La Direction générale des Impôts et des Domaines (DGID) a annoncé la suspension, pour les exercices 2023 et 2024, de l’obligation de dépôt de la déclaration pays par pays (CbCR – Country-by-Country Reporting) pour certaines entreprises établies au Sénégal. Cette décision s’inscrit dans le cadre de l’application de la loi n° 2018-10 du 30 mars 2018, qui avait modifié le Code général des impôts pour introduire cette exigence.
Depuis le 1er janvier 2018, les multinationales répondant à certains critères étaient tenues de déposer une déclaration pays par pays. Cette déclaration vise à fournir à l’administration fiscale des informations détaillées sur la répartition mondiale des bénéfices, du chiffre d’affaires, des impôts payés et d’autres indicateurs économiques.
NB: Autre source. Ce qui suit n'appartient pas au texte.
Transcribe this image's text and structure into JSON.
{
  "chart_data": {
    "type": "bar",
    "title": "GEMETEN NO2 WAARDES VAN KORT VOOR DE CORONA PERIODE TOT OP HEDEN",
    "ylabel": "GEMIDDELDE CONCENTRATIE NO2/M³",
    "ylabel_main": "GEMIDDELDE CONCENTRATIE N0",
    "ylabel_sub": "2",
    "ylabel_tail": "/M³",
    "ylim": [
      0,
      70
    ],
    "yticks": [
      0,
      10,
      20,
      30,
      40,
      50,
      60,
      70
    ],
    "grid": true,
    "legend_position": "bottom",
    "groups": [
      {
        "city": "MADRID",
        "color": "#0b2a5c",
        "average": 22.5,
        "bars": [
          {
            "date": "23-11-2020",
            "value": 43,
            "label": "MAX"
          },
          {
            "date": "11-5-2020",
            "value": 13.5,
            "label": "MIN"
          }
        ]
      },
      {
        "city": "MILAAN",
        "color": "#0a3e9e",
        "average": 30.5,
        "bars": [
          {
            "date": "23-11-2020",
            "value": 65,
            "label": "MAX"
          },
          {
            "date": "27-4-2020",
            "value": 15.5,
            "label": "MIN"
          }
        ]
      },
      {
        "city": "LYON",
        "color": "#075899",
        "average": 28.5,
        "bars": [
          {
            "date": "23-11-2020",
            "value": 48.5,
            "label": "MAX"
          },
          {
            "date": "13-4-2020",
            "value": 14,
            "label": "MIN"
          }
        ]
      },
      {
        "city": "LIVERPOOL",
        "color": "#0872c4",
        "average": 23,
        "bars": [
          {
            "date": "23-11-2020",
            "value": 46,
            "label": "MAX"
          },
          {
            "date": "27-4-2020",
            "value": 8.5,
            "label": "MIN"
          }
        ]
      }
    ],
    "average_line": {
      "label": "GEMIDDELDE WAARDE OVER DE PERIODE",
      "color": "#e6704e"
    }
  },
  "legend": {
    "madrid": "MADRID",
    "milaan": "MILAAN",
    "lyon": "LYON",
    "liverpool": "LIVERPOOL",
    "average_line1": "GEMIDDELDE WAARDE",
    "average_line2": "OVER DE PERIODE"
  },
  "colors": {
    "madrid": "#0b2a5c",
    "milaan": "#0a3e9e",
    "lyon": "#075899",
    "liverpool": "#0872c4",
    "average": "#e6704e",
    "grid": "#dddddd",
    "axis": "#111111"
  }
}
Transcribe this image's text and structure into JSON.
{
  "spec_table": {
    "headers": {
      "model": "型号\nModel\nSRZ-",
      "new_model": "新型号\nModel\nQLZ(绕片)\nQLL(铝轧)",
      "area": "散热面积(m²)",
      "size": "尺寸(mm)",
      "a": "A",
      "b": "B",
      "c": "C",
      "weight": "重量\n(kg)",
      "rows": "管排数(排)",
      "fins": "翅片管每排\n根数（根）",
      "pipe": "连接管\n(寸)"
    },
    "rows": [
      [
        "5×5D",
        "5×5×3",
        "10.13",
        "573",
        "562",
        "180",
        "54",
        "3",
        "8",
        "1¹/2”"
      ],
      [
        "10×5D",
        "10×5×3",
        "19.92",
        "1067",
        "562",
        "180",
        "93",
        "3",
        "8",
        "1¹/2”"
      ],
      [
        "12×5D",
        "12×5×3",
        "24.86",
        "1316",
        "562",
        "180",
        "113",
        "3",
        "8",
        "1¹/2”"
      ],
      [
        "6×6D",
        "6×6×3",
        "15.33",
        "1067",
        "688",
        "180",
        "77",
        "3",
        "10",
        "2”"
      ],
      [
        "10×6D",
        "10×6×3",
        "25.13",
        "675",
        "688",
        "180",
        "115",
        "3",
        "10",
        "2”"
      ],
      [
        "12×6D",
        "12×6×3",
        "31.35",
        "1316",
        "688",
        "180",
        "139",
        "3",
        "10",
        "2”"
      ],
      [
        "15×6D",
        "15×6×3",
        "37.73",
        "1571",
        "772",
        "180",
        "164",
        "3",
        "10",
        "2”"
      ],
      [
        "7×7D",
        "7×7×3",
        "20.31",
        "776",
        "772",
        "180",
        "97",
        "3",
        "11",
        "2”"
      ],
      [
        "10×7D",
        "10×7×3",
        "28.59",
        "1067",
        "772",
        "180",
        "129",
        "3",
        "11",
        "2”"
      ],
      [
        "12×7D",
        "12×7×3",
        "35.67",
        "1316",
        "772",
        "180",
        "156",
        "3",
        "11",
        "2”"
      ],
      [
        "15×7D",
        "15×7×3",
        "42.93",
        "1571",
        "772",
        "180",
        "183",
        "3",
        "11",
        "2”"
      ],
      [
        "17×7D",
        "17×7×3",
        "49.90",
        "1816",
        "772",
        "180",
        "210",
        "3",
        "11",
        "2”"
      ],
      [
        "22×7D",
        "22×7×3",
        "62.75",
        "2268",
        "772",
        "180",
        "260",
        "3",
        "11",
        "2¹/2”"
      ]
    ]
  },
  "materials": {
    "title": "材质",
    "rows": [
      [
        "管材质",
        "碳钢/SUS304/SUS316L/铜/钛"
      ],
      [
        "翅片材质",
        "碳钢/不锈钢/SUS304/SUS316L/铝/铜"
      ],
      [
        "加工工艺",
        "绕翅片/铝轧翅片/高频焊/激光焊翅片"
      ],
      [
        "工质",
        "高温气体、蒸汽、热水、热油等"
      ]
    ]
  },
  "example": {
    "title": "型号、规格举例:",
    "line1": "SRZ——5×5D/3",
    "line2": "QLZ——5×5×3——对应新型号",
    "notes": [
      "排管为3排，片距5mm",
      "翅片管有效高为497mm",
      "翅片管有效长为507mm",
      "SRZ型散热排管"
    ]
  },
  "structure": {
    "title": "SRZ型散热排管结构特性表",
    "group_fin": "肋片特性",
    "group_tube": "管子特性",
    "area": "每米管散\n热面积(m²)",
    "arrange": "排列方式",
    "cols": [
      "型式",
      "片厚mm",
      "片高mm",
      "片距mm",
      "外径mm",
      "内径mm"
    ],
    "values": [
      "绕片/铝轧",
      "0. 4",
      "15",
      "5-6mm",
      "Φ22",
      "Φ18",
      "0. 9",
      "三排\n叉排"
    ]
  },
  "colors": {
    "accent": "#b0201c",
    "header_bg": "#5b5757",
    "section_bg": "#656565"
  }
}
L’article 31 ter du CGI précise que cette obligation concerne les entreprises sénégalaises : détenues, directement ou indirectement, par une société mère située dans un État qui n’exige pas de déclaration pays par pays, mais qui serait tenue de le faire si elle était établie au Sénégal ; détenues par une société mère située dans un État ne figurant pas sur la liste prévue par le CGI mais ayant conclu avec le Sénégal un accord d’échange de renseignements fiscaux ; détenues par une société mère située dans un État figurant sur la liste du CGI mais qui présente une défaillance systémique dans l’échange de renseignements fiscaux.
Dans un communiqué officiel, la DGID informe les entreprises concernées que, compte tenu de certains ajustements techniques et réglementaires, l’obligation de dépôt de la déclaration pays par pays est exceptionnellement suspendue pour les exercices 2023 et 2024.
Cette mesure vise à offrir aux contribuables un délai supplémentaire pour se conformer pleinement aux exigences de transparence fiscale, tout en permettant à l’administration d’optimiser ses procédures de réception et de traitement de ces déclarations.
La déclaration pays par pays reste un outil essentiel dans la lutte contre l’érosion de la base d’imposition et le transfert de bénéfices (BEPS). Sa mise en œuvre vise à aligner le Sénégal sur les standards internationaux de l’OCDE en matière de fiscalité des multinationales.